キラリと光った森保監督の伊東スタメン起用、柴崎がいるからこその6ゴール…岩本輝雄のDirecto

前半、シュートを放つ伊東純也。スタメン起用で3アシストの輝きを見せた(カメラ・竜田 卓)
前半、シュートを放つ伊東純也。スタメン起用で3アシストの輝きを見せた(カメラ・竜田 卓)
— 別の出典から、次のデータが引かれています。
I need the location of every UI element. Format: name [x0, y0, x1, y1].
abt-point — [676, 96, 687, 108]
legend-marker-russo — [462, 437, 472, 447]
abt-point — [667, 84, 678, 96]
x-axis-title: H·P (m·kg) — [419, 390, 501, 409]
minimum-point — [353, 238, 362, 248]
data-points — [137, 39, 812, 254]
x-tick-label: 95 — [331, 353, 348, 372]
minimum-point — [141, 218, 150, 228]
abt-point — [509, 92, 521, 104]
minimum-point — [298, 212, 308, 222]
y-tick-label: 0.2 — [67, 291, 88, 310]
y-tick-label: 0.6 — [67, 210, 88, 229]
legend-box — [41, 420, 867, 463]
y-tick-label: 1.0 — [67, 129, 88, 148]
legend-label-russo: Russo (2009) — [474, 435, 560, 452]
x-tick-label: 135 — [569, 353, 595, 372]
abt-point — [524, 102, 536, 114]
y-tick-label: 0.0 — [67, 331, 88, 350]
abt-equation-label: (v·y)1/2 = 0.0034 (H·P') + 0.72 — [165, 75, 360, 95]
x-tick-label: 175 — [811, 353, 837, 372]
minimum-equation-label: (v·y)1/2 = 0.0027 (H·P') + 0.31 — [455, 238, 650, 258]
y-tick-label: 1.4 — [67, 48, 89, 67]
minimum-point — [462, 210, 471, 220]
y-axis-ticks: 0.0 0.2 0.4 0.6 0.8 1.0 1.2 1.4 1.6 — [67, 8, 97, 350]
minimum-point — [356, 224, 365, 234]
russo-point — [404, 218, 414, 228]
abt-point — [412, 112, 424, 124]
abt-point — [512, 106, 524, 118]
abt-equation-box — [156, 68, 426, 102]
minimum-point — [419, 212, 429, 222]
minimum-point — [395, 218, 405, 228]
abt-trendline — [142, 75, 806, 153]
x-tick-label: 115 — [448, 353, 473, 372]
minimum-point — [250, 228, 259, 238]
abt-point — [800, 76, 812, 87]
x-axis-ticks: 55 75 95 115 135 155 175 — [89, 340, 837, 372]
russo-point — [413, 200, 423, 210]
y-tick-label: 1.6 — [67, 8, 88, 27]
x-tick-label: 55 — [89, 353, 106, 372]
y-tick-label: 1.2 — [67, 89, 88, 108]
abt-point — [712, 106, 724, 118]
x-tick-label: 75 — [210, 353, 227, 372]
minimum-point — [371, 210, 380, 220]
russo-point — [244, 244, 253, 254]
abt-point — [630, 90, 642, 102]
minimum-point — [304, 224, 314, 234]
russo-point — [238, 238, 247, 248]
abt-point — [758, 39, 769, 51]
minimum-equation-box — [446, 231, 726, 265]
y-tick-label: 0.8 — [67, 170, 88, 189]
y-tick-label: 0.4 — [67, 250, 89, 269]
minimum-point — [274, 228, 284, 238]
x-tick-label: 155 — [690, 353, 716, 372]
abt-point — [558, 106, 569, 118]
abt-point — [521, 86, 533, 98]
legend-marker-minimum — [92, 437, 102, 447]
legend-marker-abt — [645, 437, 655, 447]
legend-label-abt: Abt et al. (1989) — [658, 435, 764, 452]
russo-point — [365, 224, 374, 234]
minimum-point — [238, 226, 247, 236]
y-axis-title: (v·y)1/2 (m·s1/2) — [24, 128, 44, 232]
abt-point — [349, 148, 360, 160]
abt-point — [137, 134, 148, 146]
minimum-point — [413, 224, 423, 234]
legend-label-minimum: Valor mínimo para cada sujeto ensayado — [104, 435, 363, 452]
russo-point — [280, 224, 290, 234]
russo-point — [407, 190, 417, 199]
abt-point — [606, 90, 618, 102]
◆カタールW杯アジア2次予選 日本6―0モンゴル(10日・埼玉スタジアム)

 森保ジャパンが2次予選ホーム開幕戦で快勝した。6ゴールの圧勝劇の中、元日本代表MF岩本輝雄さん(47)は右サイドMFでスタメン出場、3アシストの大暴れを見せた伊東純也(26)=ゲンク=を起用した森保一監督(51)の采配を賞賛。6ゴールを生み出した爆発的な攻撃力の“演出家”として、柴崎岳(27)=デポルティボ=の名前を挙げた。(構成・中村 健吾)

 埼玉スタジアムで見ていたが、スタメン発表の時点で森保采配の冴えを感じた。

 引いて真ん中を固めて守ってくることが予想されたモンゴル。サイドが薄くなる中、伊東、永井謙佑(30)=F東京=というスピードのある選手を使ってきた。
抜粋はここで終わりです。